Em alguns casos de contratos de naming rights de estádios do Brasil, é comum que os clubes tentem realizar a troca por outra empresa. Nos últimos anos, o crescimento das casas de apostas no país também resultou na compra de naming rights de estádios e até de campeonatos de futebol, como no caso do Brasileirão Betano.

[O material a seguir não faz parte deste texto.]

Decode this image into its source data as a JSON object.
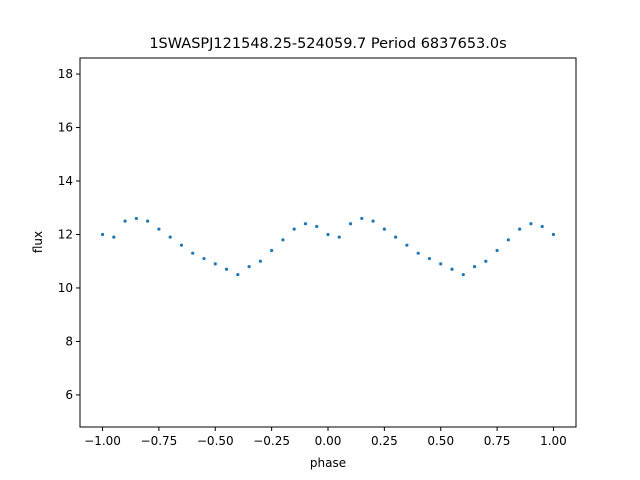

Apesar disso, dependendo do clube, tamanho da torcida, receita e momento vivido pelo clube, pode ser um atrativo para que empresas tentem atravessar os contratos atuais. A título de comparação, o Allianz Parque, casa do Palmeiras, recebeu uma possível sondagem recente do Nubank.

Neste caso, os valores oferecidos pelo banco são superiores ao que a seguradora garante ao clube atualmente. Como noticiado anteriormente pelo Times Brasil – Licenciado Exclusivo CNBC, o banco digital possivelmente pretende pagar ao clube US$ 10 milhões ao ano (aproximadamente R$ 52,4 milhões na cotação atual).

Mesmo que seja interessante ao clube a troca de naming rights e um maior fluxo anual, a rescisão de contrato com a Allianz, detentora dos direitos até 2033, pode ser um empecilho para que as negociações avancem.